My Silent Lover : 23

6K 474 30
                                    

Hari dimana keberangkatan Samuel ke Eropa akhirnya telah tiba. Lapangan sekolah penuh sesak dengan siswa-siswi yang ingin mengantar tim basket sekolah itu untuk menaiki bus pribadi mereka yang hendak menuju ke bandara. Samuel, seperti biasanya ia akan menjadi pusat perhatian orang-orang. Para gadis berkumpul di sekitarnya berusaha untuk mendapatkan perhatian pria itu sebelum ia pergi untuk waktu yang lumayan lama.

Di sisi lain, di kerumunan belakang Luca berusaha untuk mendekati dan melihat kepergian pria itu. Tubuhnya yang kecil dan tenaganya yang lemah membuatnya kesulitan menerobos kerumunan yang padat. Ia terdesak ke belakang beberapa kali, hingga akhirnya ia kehilangan keseimbangan dan jatuh.

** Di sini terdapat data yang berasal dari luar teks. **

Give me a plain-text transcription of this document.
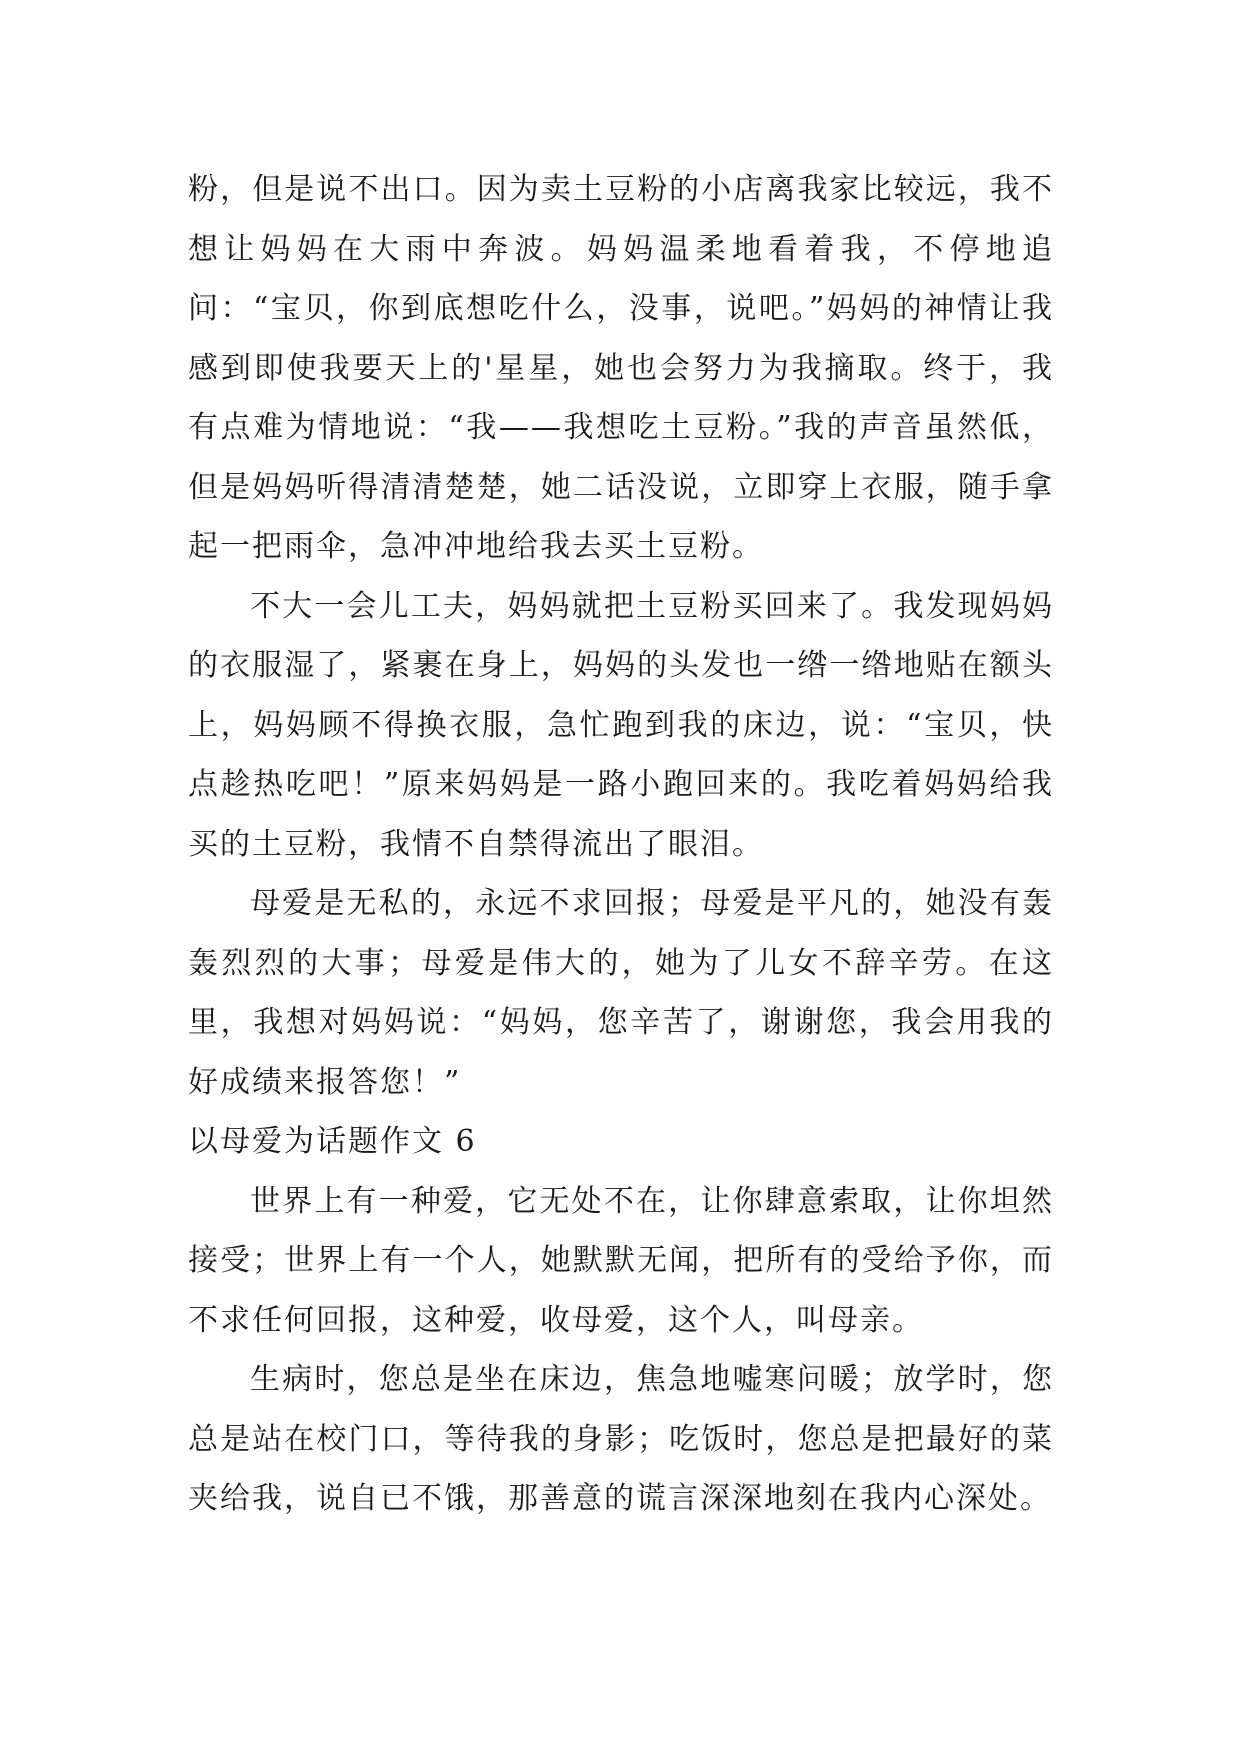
粉，但是说不出口。因为卖土豆粉的小店离我家比较远，我不想让妈妈在大雨中奔波。妈妈温柔地看着我，不停地追问：“宝贝，你到底想吃什么，没事，说吧。”妈妈的神情让我感到即使我要天上的'星星，她也会努力为我摘取。终于，我有点难为情地说：“我——我想吃土豆粉。”我的声音虽然低，但是妈妈听得清清楚楚，她二话没说，立即穿上衣服，随手拿起一把雨伞，急冲冲地给我去买土豆粉。

不大一会儿工夫，妈妈就把土豆粉买回来了。我发现妈妈的衣服湿了，紧裹在身上，妈妈的头发也一绺一绺地贴在额头上，妈妈顾不得换衣服，急忙跑到我的床边，说：“宝贝，快点趁热吃吧！”原来妈妈是一路小跑回来的。我吃着妈妈给我买的土豆粉，我情不自禁得流出了眼泪。

母爱是无私的，永远不求回报；母爱是平凡的，她没有轰轰烈烈的大事；母爱是伟大的，她为了儿女不辞辛劳。在这里，我想对妈妈说：“妈妈，您辛苦了，谢谢您，我会用我的好成绩来报答您！”

以母爱为话题作文 6

世界上有一种爱，它无处不在，让你肆意索取，让你坦然接受；世界上有一个人，她默默无闻，把所有的受给予你，而不求任何回报，这种爱，收母爱，这个人，叫母亲。

生病时，您总是坐在床边，焦急地嘘寒问暖；放学时，您总是站在校门口，等待我的身影；吃饭时，您总是把最好的菜夹给我，说自已不饿，那善意的谎言深深地刻在我内心深处。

Di tengah keramaian itu, Samuel sibuk berbicara dengan teman-temannya, ia tidak menyadari bahwa Luca sedang berjuang untuk mendekatinya. Samuel bahkan sempat berpikir kemungkinan Luca memang belum tiba karena ia meminta Jameslah yang menjemputnya.

Namun, James yang berdiri tidak jauh dari Luca, ia memperhatikan bagaimana Luca yang jatuh di belakang kerumunan. James segera bertindak, ia juga mendorong beberapa siswa untuk membuka jalan, lalu berjalan cepat ke arah Samuel.

"Samuel, ikut aku sebentar!" kata James dengan nada yang serius, ia juga terlihat menarik lengan Samuel untuk keluar dari kerumunan itu. Perilaku James berhasil membuat orang-orang disekitarnya terheran-heran dan bahkan ada yang mengamuk karena menganggap James pengganggu.

"Ada apa, James?" Samuel bertanya bingung, tapi James tidak menjawab. Ia hanya menunjuk ke arah Luca yang masih berdiri sendirian di belakang.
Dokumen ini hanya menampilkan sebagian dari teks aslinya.